The science of managing risk has advanced considerably in the last decade, driven by the occurrence of events that were thought to be only remotely possible but that had enormous impact. This excerpt from "Enterprise Risk Management - Integrated Framework" (COSO, 2004) provides a description of the role of risk management:
- All entities face uncertainty and the challenge for management is to determine how much uncertainty to accept as it strives to grow stakeholder value. Uncertainty presents both risk and opportunity, with the potential to erode or enhance value. Enterprise risk management enables management to effectively deal with uncertainty and associated risk and opportunity, enhancing the capacity to build value.
Operational Risk Management is the subset of Enterprise Risk Management that covers the uncertainty and risk associated with running physical assets.
The COSO framework meshes very well with reliability best practices but starts at a more strategic level, focusing on securing the organization's objectives rather than preserving system function. Applying the framework to an organization progresses through a series of analytical steps that should seem familiar to a reliability centered maintenance (RCM) practitioner:
1) Identify events that could affect an organization's ability to achieve its objectives, either positively or negatively.
2) Characterize the risk associated with these events by evaluating their potential severity of impact and their
likelihood of occurrence.
3) Define how the organization will respond to an occurrence.
4) Specify the controls that will be used to mitigate the impact of an event.
5) Establish how event-related information will be disseminated and how communications will be managed.
6) Monitor changes to the likelihood or potential impact of an event.
Because historical data is scarce on many events, evaluations are generally qualitative, resulting in relative values for severity of impact and likelihood of occurrence. A robust operational risk assessment evaluates the impact of events from the perspective of safety, environment, production, quality and maintenance cost. Once the organization's risk profile is understood, RCM and Failure Modes and Effects Analysis techniques are very effective at identifying needed controls.

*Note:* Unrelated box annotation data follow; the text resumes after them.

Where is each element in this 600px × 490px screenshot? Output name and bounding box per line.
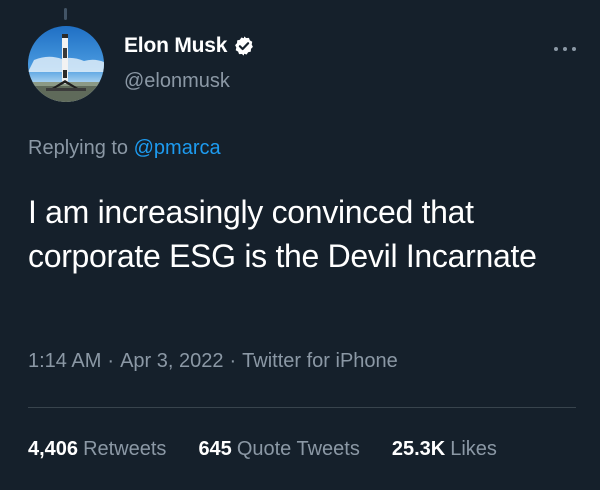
likes-count: 25.3K bbox=[391, 438, 446, 460]
retweets-count: 4,406 bbox=[28, 438, 79, 460]
quote-tweets-stat[interactable]: 645 Quote Tweets bbox=[198, 438, 359, 461]
retweets-stat[interactable]: 4,406 Retweets bbox=[28, 438, 166, 461]
replying-to-prefix: Replying to bbox=[28, 137, 129, 159]
meta-separator: · bbox=[229, 350, 237, 372]
tweet-metadata: 1:14 AM · Apr 3, 2022 · Twitter for iPhone bbox=[28, 350, 398, 373]
tweet-card: Elon Musk @elonmusk Replying to @pmarca … bbox=[0, 0, 600, 490]
quote-tweets-count: 645 bbox=[198, 438, 232, 460]
thread-connector-line bbox=[64, 8, 67, 20]
tweet-text: I am increasingly convinced that corpora… bbox=[28, 194, 537, 274]
author-handle[interactable]: @elonmusk bbox=[124, 70, 230, 93]
replying-to-line: Replying to @pmarca bbox=[28, 137, 221, 160]
tweet-date[interactable]: Apr 3, 2022 bbox=[120, 350, 223, 372]
likes-label: Likes bbox=[450, 438, 497, 460]
more-options-icon[interactable] bbox=[554, 44, 582, 54]
retweets-label: Retweets bbox=[83, 438, 167, 460]
tweet-time[interactable]: 1:14 AM bbox=[28, 350, 101, 372]
verified-badge-icon bbox=[233, 35, 255, 57]
tweet-source[interactable]: Twitter for iPhone bbox=[242, 350, 398, 372]
avatar-rocket-image bbox=[28, 26, 104, 102]
quote-tweets-label: Quote Tweets bbox=[236, 438, 360, 460]
likes-stat[interactable]: 25.3K Likes bbox=[392, 438, 497, 461]
author-name[interactable]: Elon Musk bbox=[124, 34, 227, 58]
reply-mention-link[interactable]: @pmarca bbox=[134, 137, 221, 159]
engagement-stats: 4,406 Retweets 645 Quote Tweets 25.3K Likes bbox=[28, 438, 497, 461]
meta-separator: · bbox=[107, 350, 115, 372]
author-name-row: Elon Musk bbox=[124, 34, 255, 58]
divider bbox=[28, 407, 576, 408]
avatar[interactable] bbox=[28, 26, 104, 102]
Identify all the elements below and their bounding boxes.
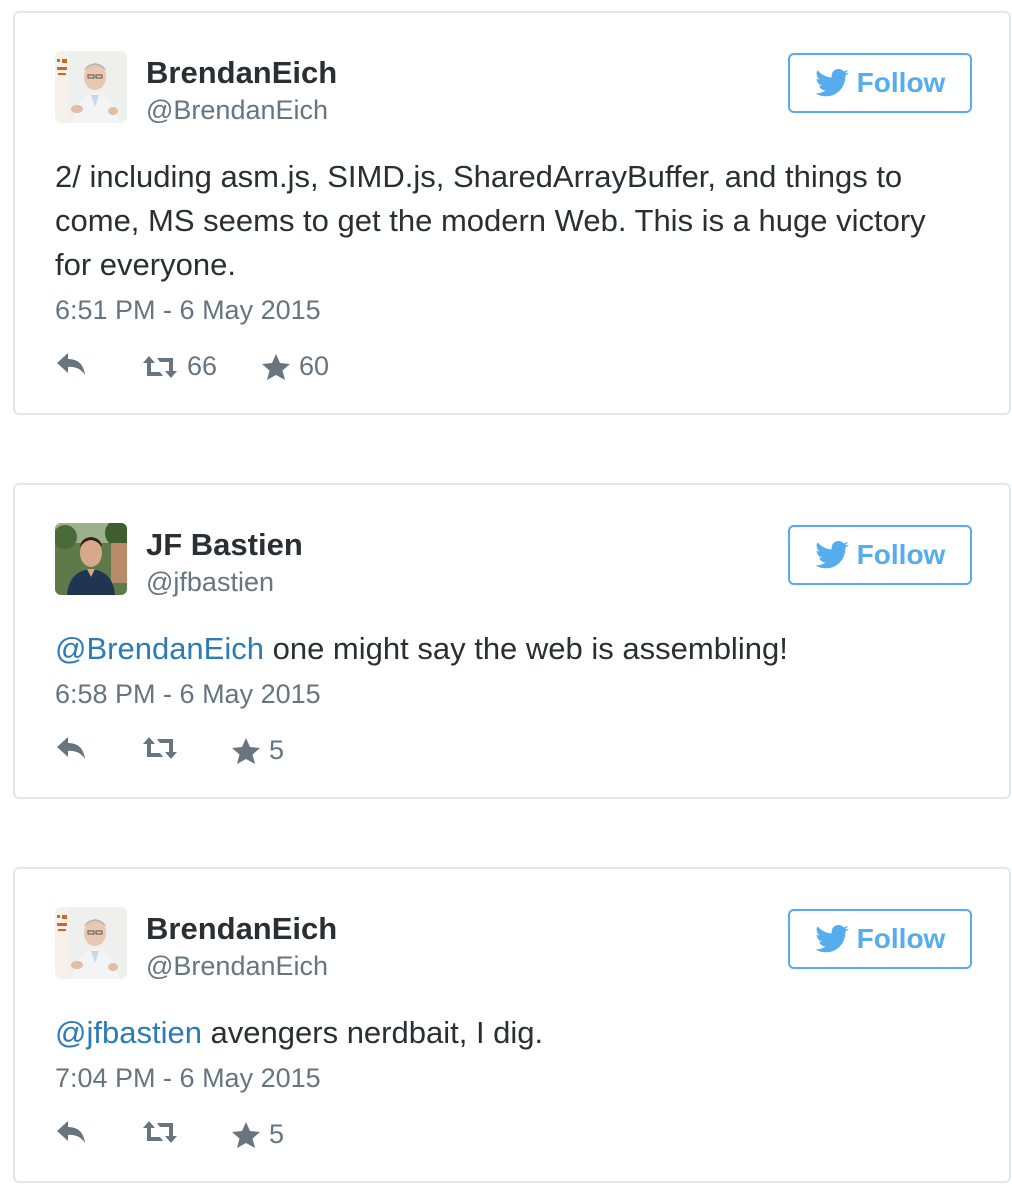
retweet-button[interactable] xyxy=(141,735,187,761)
follow-label: Follow xyxy=(856,923,946,954)
retweet-icon xyxy=(141,1119,179,1145)
favorite-button[interactable]: 60 xyxy=(261,351,329,382)
favorite-button[interactable]: 5 xyxy=(231,735,284,766)
favorite-count: 5 xyxy=(269,735,285,765)
follow-button[interactable]: Follow xyxy=(788,525,972,585)
user-name[interactable]: JF Bastien xyxy=(146,527,303,563)
user-name[interactable]: BrendanEich xyxy=(146,55,337,91)
tweet-timestamp[interactable]: 7:04 PM - 6 May 2015 xyxy=(55,1063,321,1094)
tweet-card: BrendanEich @BrendanEich Follow 2/ inclu… xyxy=(13,11,1011,415)
tweet-text: @BrendanEich one might say the web is as… xyxy=(55,627,969,671)
retweet-button[interactable]: 66 xyxy=(141,351,217,382)
user-handle[interactable]: @jfbastien xyxy=(146,567,274,598)
tweet-card: BrendanEich @BrendanEich Follow @jfbasti… xyxy=(13,867,1011,1183)
tweet-text: 2/ including asm.js, SIMD.js, SharedArra… xyxy=(55,159,926,282)
follow-label: Follow xyxy=(856,539,946,570)
favorite-count: 60 xyxy=(299,351,330,381)
tweet-body: one might say the web is assembling! xyxy=(263,631,788,666)
tweet-text: @jfbastien avengers nerdbait, I dig. xyxy=(55,1011,969,1055)
reply-icon xyxy=(55,735,87,761)
twitter-bird-icon xyxy=(814,925,849,953)
user-name[interactable]: BrendanEich xyxy=(146,911,337,947)
retweet-button[interactable] xyxy=(141,1119,187,1145)
avatar[interactable] xyxy=(55,523,127,595)
star-icon xyxy=(231,1121,261,1149)
retweet-icon xyxy=(141,735,179,761)
mention-link[interactable]: @BrendanEich xyxy=(55,631,264,666)
retweet-icon xyxy=(141,354,179,380)
star-icon xyxy=(261,353,291,381)
favorite-button[interactable]: 5 xyxy=(231,1119,284,1150)
reply-button[interactable] xyxy=(55,351,87,377)
tweet-timestamp[interactable]: 6:58 PM - 6 May 2015 xyxy=(55,679,321,710)
reply-icon xyxy=(55,351,87,377)
star-icon xyxy=(231,737,261,765)
user-handle[interactable]: @BrendanEich xyxy=(146,951,328,982)
avatar[interactable] xyxy=(55,51,127,123)
tweet-body: avengers nerdbait, I dig. xyxy=(201,1015,544,1050)
mention-link[interactable]: @jfbastien xyxy=(55,1015,202,1050)
follow-label: Follow xyxy=(856,67,946,98)
reply-icon xyxy=(55,1119,87,1145)
favorite-count: 5 xyxy=(269,1119,285,1149)
follow-button[interactable]: Follow xyxy=(788,909,972,969)
avatar[interactable] xyxy=(55,907,127,979)
reply-button[interactable] xyxy=(55,735,87,761)
tweet-timestamp[interactable]: 6:51 PM - 6 May 2015 xyxy=(55,295,321,326)
twitter-bird-icon xyxy=(814,541,849,569)
follow-button[interactable]: Follow xyxy=(788,53,972,113)
tweet-card: JF Bastien @jfbastien Follow @BrendanEic… xyxy=(13,483,1011,799)
reply-button[interactable] xyxy=(55,1119,87,1145)
twitter-bird-icon xyxy=(814,69,849,97)
retweet-count: 66 xyxy=(187,351,218,381)
user-handle[interactable]: @BrendanEich xyxy=(146,95,328,126)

Most companies have the system capabilities needed to properly monitor and manage operational risks but do not effectively use these capabilities for this purpose. A number of condition monitoring systems are on the market today and are widely used within asset intensive businesses. Additionally, EAM systems like IBM's Maximo and or SAP's PM module are designed specifically to manage and track the work that is vital to regulatory compliance. Financial benefits may be significant. Companies that actively manage operational risk should enjoy significantly lower cost of capital from increasingly savvy investors.